Authors: Maya Varma*, Ashwin Kumar*, Rogier van der Sluijs*, Sophie Ostmeier, Louis Blankemeier, Pierre Chambon, Christian Bluethgen, Jip Prince, Curtis Langlotz, Akshay Chaudhari
Bio: Ashwin Kumar is a third-year PhD student in Biomedical Physics, advised by Akshay Chaudhari and Greg Zaharchuk. He focuses on developing deep learning methodologies to advance medical image acquisition and analysis. He is supported by the Stanford Knight-Hennessy fellowship.

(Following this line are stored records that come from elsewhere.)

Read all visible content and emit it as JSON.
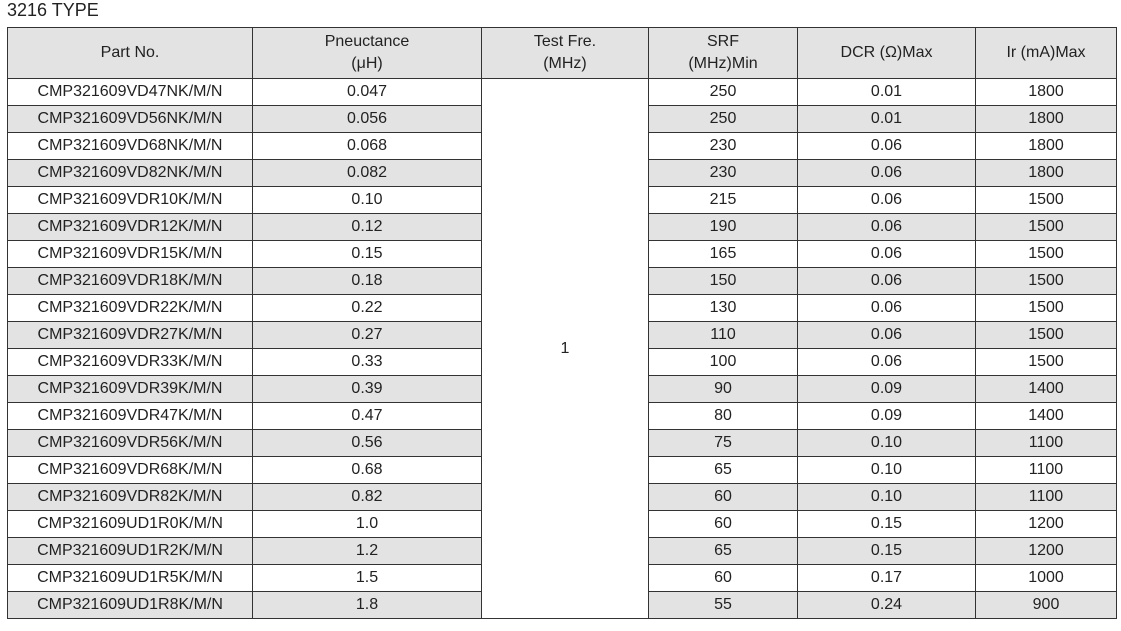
{
  "title": "3216 TYPE",
  "table": {
    "header": [
      [
        "Part No."
      ],
      [
        "Pneuctance",
        "(μH)"
      ],
      [
        "Test Fre.",
        "(MHz)"
      ],
      [
        "SRF",
        "(MHz)Min"
      ],
      [
        "DCR (Ω)Max"
      ],
      [
        "Ir (mA)Max"
      ]
    ],
    "test_freq": "1",
    "rows": [
      [
        "CMP321609VD47NK/M/N",
        "0.047",
        "250",
        "0.01",
        "1800"
      ],
      [
        "CMP321609VD56NK/M/N",
        "0.056",
        "250",
        "0.01",
        "1800"
      ],
      [
        "CMP321609VD68NK/M/N",
        "0.068",
        "230",
        "0.06",
        "1800"
      ],
      [
        "CMP321609VD82NK/M/N",
        "0.082",
        "230",
        "0.06",
        "1800"
      ],
      [
        "CMP321609VDR10K/M/N",
        "0.10",
        "215",
        "0.06",
        "1500"
      ],
      [
        "CMP321609VDR12K/M/N",
        "0.12",
        "190",
        "0.06",
        "1500"
      ],
      [
        "CMP321609VDR15K/M/N",
        "0.15",
        "165",
        "0.06",
        "1500"
      ],
      [
        "CMP321609VDR18K/M/N",
        "0.18",
        "150",
        "0.06",
        "1500"
      ],
      [
        "CMP321609VDR22K/M/N",
        "0.22",
        "130",
        "0.06",
        "1500"
      ],
      [
        "CMP321609VDR27K/M/N",
        "0.27",
        "110",
        "0.06",
        "1500"
      ],
      [
        "CMP321609VDR33K/M/N",
        "0.33",
        "100",
        "0.06",
        "1500"
      ],
      [
        "CMP321609VDR39K/M/N",
        "0.39",
        "90",
        "0.09",
        "1400"
      ],
      [
        "CMP321609VDR47K/M/N",
        "0.47",
        "80",
        "0.09",
        "1400"
      ],
      [
        "CMP321609VDR56K/M/N",
        "0.56",
        "75",
        "0.10",
        "1100"
      ],
      [
        "CMP321609VDR68K/M/N",
        "0.68",
        "65",
        "0.10",
        "1100"
      ],
      [
        "CMP321609VDR82K/M/N",
        "0.82",
        "60",
        "0.10",
        "1100"
      ],
      [
        "CMP321609UD1R0K/M/N",
        "1.0",
        "60",
        "0.15",
        "1200"
      ],
      [
        "CMP321609UD1R2K/M/N",
        "1.2",
        "65",
        "0.15",
        "1200"
      ],
      [
        "CMP321609UD1R5K/M/N",
        "1.5",
        "60",
        "0.17",
        "1000"
      ],
      [
        "CMP321609UD1R8K/M/N",
        "1.8",
        "55",
        "0.24",
        "900"
      ]
    ]
  }
}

Title: Constrained Diffusion with Trust Sampling
Abstract: Diffusion models have demonstrated significant promise in various generative tasks; however, they often struggle to satisfy challenging constraints. Our approach addresses this limitation by rethinking training-free loss-guided diffusion from an optimization perspective. We formulate a series of constrained optimizations throughout the inference process of a diffusion model. In each optimization, we allow the sample to take multiple steps along the gradient of the proxy constraint function until we can no longer trust the proxy, according to the variance at each diffusion level. Additionally, we estimate the state manifold of diffusion model to allow for early termination when the sample starts to wander away from the state manifold at each diffusion step. Trust sampling effectively balances between following the unconditional diffusion model and adhering to the loss guidance, enabling more flexible and accurate constrained generation. We demonstrate the efficacy of our method through extensive experiments on complex tasks, and in dras- tically different domains of images and 3D motion generation, showing significant improvements over existing methods in terms of generation quality.

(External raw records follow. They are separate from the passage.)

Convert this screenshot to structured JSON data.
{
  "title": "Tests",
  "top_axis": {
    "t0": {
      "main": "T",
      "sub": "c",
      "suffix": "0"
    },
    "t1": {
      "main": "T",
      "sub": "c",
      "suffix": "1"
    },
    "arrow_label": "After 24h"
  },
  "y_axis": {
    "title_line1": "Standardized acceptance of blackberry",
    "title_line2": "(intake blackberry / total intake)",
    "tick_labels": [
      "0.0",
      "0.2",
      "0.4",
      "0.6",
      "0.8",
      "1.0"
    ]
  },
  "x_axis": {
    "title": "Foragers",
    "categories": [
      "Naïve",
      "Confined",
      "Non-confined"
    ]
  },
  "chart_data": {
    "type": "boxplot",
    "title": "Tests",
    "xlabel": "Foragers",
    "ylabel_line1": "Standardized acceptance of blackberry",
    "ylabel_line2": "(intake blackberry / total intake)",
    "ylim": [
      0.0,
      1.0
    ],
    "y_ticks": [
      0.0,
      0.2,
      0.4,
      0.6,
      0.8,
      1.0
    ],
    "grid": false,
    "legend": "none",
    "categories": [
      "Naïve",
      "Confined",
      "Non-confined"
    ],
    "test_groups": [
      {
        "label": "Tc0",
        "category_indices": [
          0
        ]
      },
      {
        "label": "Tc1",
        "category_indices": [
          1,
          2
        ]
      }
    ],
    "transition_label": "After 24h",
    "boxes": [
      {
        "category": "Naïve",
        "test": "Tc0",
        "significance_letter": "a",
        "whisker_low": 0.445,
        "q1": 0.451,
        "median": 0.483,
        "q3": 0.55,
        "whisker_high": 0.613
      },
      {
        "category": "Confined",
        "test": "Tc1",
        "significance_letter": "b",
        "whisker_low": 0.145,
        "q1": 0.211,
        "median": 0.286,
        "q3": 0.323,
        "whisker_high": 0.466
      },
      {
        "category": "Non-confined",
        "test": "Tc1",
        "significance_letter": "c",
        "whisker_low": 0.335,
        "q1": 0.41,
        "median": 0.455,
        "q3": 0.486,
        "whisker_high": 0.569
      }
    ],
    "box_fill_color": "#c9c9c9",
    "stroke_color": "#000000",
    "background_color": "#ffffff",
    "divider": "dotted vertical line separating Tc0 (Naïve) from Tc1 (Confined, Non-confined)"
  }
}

Authors: William Huang, Yifeng Jiang, Tom Van Wouwe, Karen Liu
Bio: William is a MS/BS Computer Science student at Stanford. A former IPhO gold medalist turned NeurIPS first author, he has researched a broad range of ML, including multimodal transformers, RL, and generative diffusion models. He was previously a Quantitative Researcher at Citadel Securities and an ML Researcher under Prof. Liu (Stanford), Prof. Ng (Stanford), and Prof. Rajpurkar (Harvard Med).
Title: Tunable Free Space Compression
Abstract: With the goal of miniaturization, there has been significant interest in the use of flat optics to shrink free space. Due to the momentum-dependent transfer function of free space, local optics are ruled out. In our work, we show that not only can free space be replaced with non-local flat optics in the momentum domain, but that it can be done in a tunable manner. We describe the
operating principle and through the use of twisted bilayer photonic crystal systems and Moire periodicity, provide a specific setup that accomplishes this function. The operating function of this device is one that is key in the miniaturization of many present-day technologies.
Authors: Matthew Beutel, Shanhui Fan
Bio: Matthew Beutel is a second-year Applied Physics PhD student. He is advised by Shanhui Fan and is working on photonic crystal device design.